Saya ingin menginspirasi bahwa Anda tidak harus berusia 20 tahun untuk bermain tenis hebat.”

Pernyataan itu menunjukkan mentalitas kuat Pegula, yang tetap optimistis meski harus menepi sementara.

Awal Musim Pegula Masih Sangat Solid

Terlepas dari mundurnya ia dari Austin, performa Pegula pada awal musim 2026 sebenarnya sangat impresif. Ia mencatat rekor menang-kalah 13-2 sejauh ini.

Dua kekalahan yang dialaminya datang dari Marta Kostyuk di semifinal Brisbane serta Elena Rybakina pada semifinal Australian Open.

Bahkan, Pegula telah menembus semifinal dalam tujuh turnamen beruntun sejak US Open musim lalu, pencapaian terbaik di WTA sejak Agnieszka Radwanska pada periode 2015-2016.

Kenangan Manis di Austin Tahun Lalu

Absennya Pegula tentu menjadi kehilangan besar bagi turnamen. Tahun lalu, ia tampil dominan dalam debutnya di Austin dengan hanya kehilangan satu set sepanjang turnamen.

Di partai final, Pegula menaklukkan rekan senegaranya McCartney Kessler dengan skor 7-5, 6-2 untuk mengangkat trofi.

Kini, posisinya dalam undian digantikan oleh lucky loser Yuan Yue, yang merupakan juara turnamen ini pada 2024.

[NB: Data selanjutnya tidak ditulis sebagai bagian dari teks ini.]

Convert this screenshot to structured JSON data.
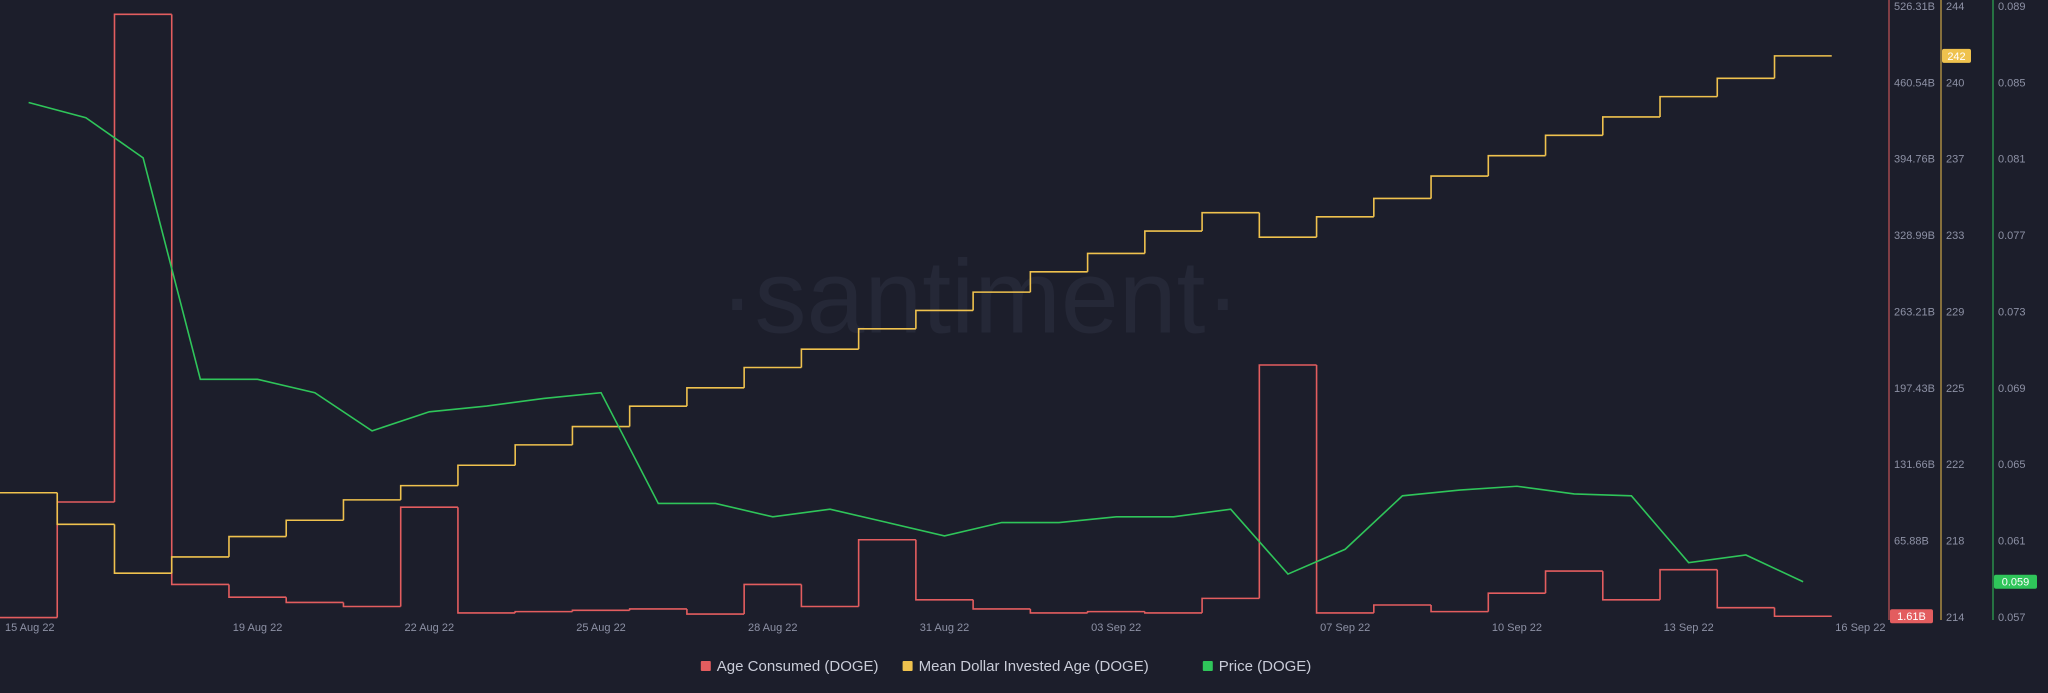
{
  "chart_data": {
    "type": "line",
    "watermark": "·santiment·",
    "categories": [
      "15 Aug 22",
      null,
      null,
      null,
      "19 Aug 22",
      null,
      null,
      "22 Aug 22",
      null,
      null,
      "25 Aug 22",
      null,
      null,
      "28 Aug 22",
      null,
      null,
      "31 Aug 22",
      null,
      null,
      "03 Sep 22",
      null,
      null,
      null,
      "07 Sep 22",
      null,
      null,
      "10 Sep 22",
      null,
      null,
      "13 Sep 22",
      null,
      null,
      "16 Sep 22"
    ],
    "series": [
      {
        "name": "Age Consumed (DOGE)",
        "color": "#e35d5f",
        "axis": "y",
        "step": true,
        "values": [
          0.5,
          100,
          520,
          29,
          18,
          13.5,
          10,
          95.5,
          4.5,
          5.6,
          6.7,
          7.9,
          3.5,
          29,
          10,
          67.5,
          15.8,
          7.9,
          4.5,
          5.6,
          4.5,
          17,
          218,
          4.5,
          11.3,
          5.6,
          21.5,
          40.5,
          15.8,
          41.7,
          9,
          1.61,
          null
        ],
        "value_labels": [
          null,
          null,
          null,
          null,
          null,
          null,
          null,
          null,
          null,
          null,
          null,
          null,
          null,
          null,
          null,
          null,
          null,
          null,
          null,
          null,
          null,
          null,
          null,
          null,
          null,
          null,
          null,
          null,
          null,
          null,
          null,
          "1.61B",
          null
        ]
      },
      {
        "name": "Mean Dollar Invested Age (DOGE)",
        "color": "#efc24e",
        "axis": "y2",
        "step": true,
        "values": [
          220.15,
          218.6,
          216.2,
          217.0,
          218.0,
          218.8,
          219.8,
          220.5,
          221.5,
          222.5,
          223.4,
          224.4,
          225.3,
          226.3,
          227.2,
          228.2,
          229.1,
          230.0,
          231.0,
          231.9,
          233.0,
          233.9,
          232.7,
          233.7,
          234.6,
          235.7,
          236.7,
          237.7,
          238.6,
          239.6,
          240.5,
          241.6,
          null
        ],
        "value_labels": [
          null,
          null,
          null,
          null,
          null,
          null,
          null,
          null,
          null,
          null,
          null,
          null,
          null,
          null,
          null,
          null,
          null,
          null,
          null,
          null,
          null,
          null,
          null,
          null,
          null,
          null,
          null,
          null,
          null,
          null,
          null,
          "242",
          null
        ]
      },
      {
        "name": "Price (DOGE)",
        "color": "#2fc55a",
        "axis": "y3",
        "step": false,
        "values": [
          0.084,
          0.0832,
          0.0811,
          0.0695,
          0.0695,
          0.0688,
          0.0668,
          0.0678,
          0.0681,
          0.0685,
          0.0688,
          0.063,
          0.063,
          0.0623,
          0.0627,
          0.062,
          0.0613,
          0.062,
          0.062,
          0.0623,
          0.0623,
          0.0627,
          0.0593,
          0.0606,
          0.0634,
          0.0637,
          0.0639,
          0.0635,
          0.0634,
          0.0599,
          0.0603,
          0.0589,
          null
        ],
        "value_labels": [
          null,
          null,
          null,
          null,
          null,
          null,
          null,
          null,
          null,
          null,
          null,
          null,
          null,
          null,
          null,
          null,
          null,
          null,
          null,
          null,
          null,
          null,
          null,
          null,
          null,
          null,
          null,
          null,
          null,
          null,
          null,
          "0.059",
          null
        ]
      }
    ],
    "ylim": [
      0.1,
      526.31
    ],
    "yticks": [
      {
        "value": 65.88,
        "label": "65.88B"
      },
      {
        "value": 131.66,
        "label": "131.66B"
      },
      {
        "value": 197.43,
        "label": "197.43B"
      },
      {
        "value": 263.21,
        "label": "263.21B"
      },
      {
        "value": 328.99,
        "label": "328.99B"
      },
      {
        "value": 394.76,
        "label": "394.76B"
      },
      {
        "value": 460.54,
        "label": "460.54B"
      },
      {
        "value": 526.31,
        "label": "526.31B"
      }
    ],
    "y2lim": [
      214,
      244
    ],
    "y2ticks": [
      214,
      {
        "value": 217.75,
        "label": "218"
      },
      {
        "value": 221.5,
        "label": "222"
      },
      {
        "value": 225.25,
        "label": "225"
      },
      229,
      {
        "value": 232.75,
        "label": "233"
      },
      {
        "value": 236.5,
        "label": "237"
      },
      {
        "value": 240.25,
        "label": "240"
      },
      244
    ],
    "y3lim": [
      0.057,
      0.089
    ],
    "y3ticks": [
      0.057,
      0.061,
      0.065,
      0.069,
      0.073,
      0.077,
      0.081,
      0.085,
      0.089
    ],
    "grid": false,
    "legend": "bottom"
  }
}
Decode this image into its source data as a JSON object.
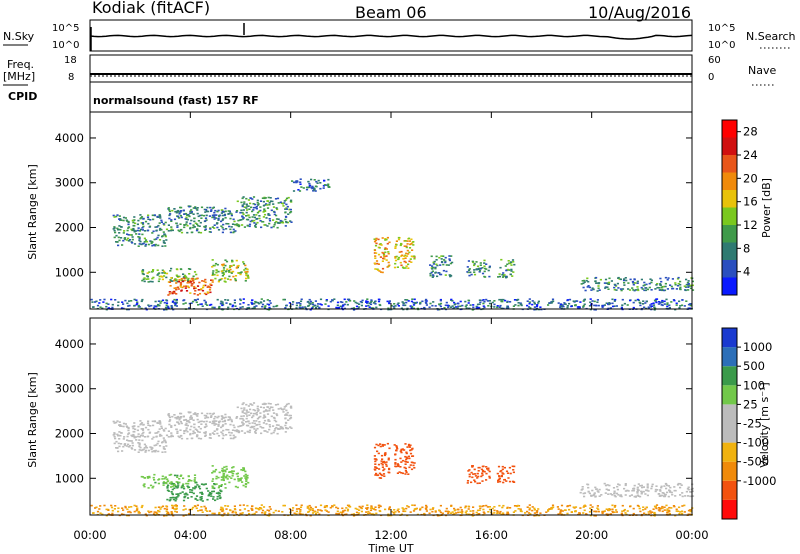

Sementara itu, perempat finalis Australian Open Iva Jovic naik status menjadi unggulan teratas di turnamen.

Fokus Berikutnya: Indian Wells dan Miami

Setelah mundur dari Austin, Pegula dijadwalkan kembali beraksi pada turnamen besar berikutnya di Indian Wells, sebelum melanjutkan ke Miami.

Miami menjadi turnamen yang memiliki arti khusus baginya karena musim lalu ia berhasil melaju hingga partai final.

Para penggemar tentu berharap cedera lutut kiri yang Pegula alami, tidak serius sehingga ia bisa segera kembali bersaing di level tertinggi WTA Tour.